Why is it Fair…?
“Why is it fair that I have so much when other kids don’t?” kindergartener, Rachel Harris, pointedly asked.
With her mother’s support and guidance, Rachel founded Let’s Help Kids, a nonprofit company which works alongside teachers and case workers to provide toys and experiences for the children of families who would otherwise not be able to afford life’s little luxuries. Over six years later, Rachel has helped over 2,000 children by providing presents for birthdays and holidays, Halloween costumes, summer camp tuition, swim lessons, and even movie tickets.
It all began with a question of fairness “Why is it fair…?”
Fairness, at its roots, involves a sense of right and wrong, of equity, and of sharing.
Teaching young children this character trait involves bringing abstract concepts into daily tangible experiences.
First and foremost, parents must model fair behaviors for their children by demonstrating kindness and respect to neighbors and strangers alike.
Additionally, parents can play games with their children to teach these concepts.
Professional counselor and author, Christina Steinorth, suggests playing games like “Peek-a-boo” as a way to teach your infant or toddler turn-taking skills.
“Peek-a-boo teaches your child to share through an interactive game—you make an action, your child responds and you respond back with positive reinforcement,” says Steinorth. “It’s a very early concept of give-and-take between two people.” These kinds of introductions enable children to learn about fairness from an early age.
As children grow and mature they begin to understand the concept of fairness on a much deeper level. Encourage this understanding by playing games together, talk about the importance of following the rules of fair play. As you watch a movie or read a book together, discuss the fair and unfair situations you observe.

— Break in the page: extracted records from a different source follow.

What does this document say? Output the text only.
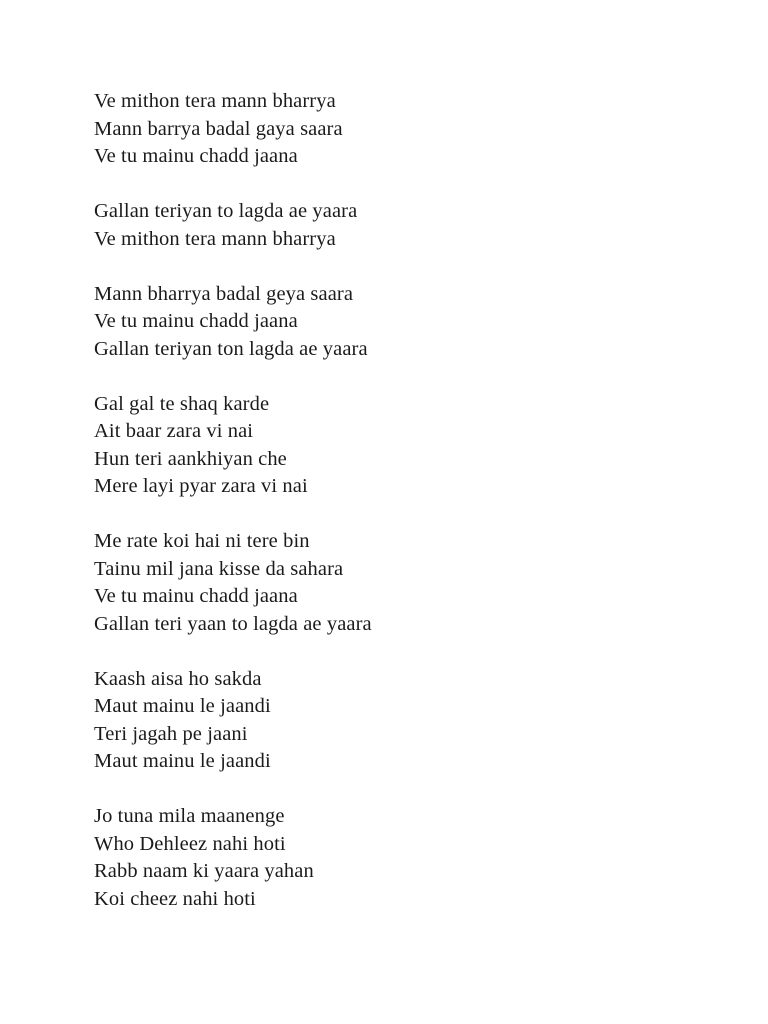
Ve mithon tera mann bharrya
Mann barrya badal gaya saara
Ve tu mainu chadd jaana
Gallan teriyan to lagda ae yaara
Ve mithon tera mann bharrya
Mann bharrya badal geya saara
Ve tu mainu chadd jaana
Gallan teriyan ton lagda ae yaara
Gal gal te shaq karde
Ait baar zara vi nai
Hun teri aankhiyan che
Mere layi pyar zara vi nai
Me rate koi hai ni tere bin
Tainu mil jana kisse da sahara
Ve tu mainu chadd jaana
Gallan teri yaan to lagda ae yaara
Kaash aisa ho sakda
Maut mainu le jaandi
Teri jagah pe jaani
Maut mainu le jaandi
Jo tuna mila maanenge
Who Dehleez nahi hoti
Rabb naam ki yaara yahan
Koi cheez nahi hoti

Elizabeth Tricomi, PhD, assistant professor and researcher at Rutgers University, suggests these additional tips to help children develop an understanding of fairness:
Express feelings of disgust. Research demonstrates a correlation between childhood aversions and adult advocates. If a child is willing to express disgust (like avoiding “icky foods”) then, as an adult, he is more likely to speak out against injustice in the world.
Engage them. Ask questions like, “Was that fair? Why or Why not?” to help children evaluate their own understanding of fairness.
Explain and practice. As your children grow, point out more complex examples of fairness combined with an understanding of injustice. Be willing to step in and intervene when necessary and let your child see you do it.
The children who ask questions like “Why is it fair…?” as Rachel did often go on to do amazing things to make the world a better place. By taking time to focus on fairness in the early years, your child will grow to understand that he, too, can make a difference.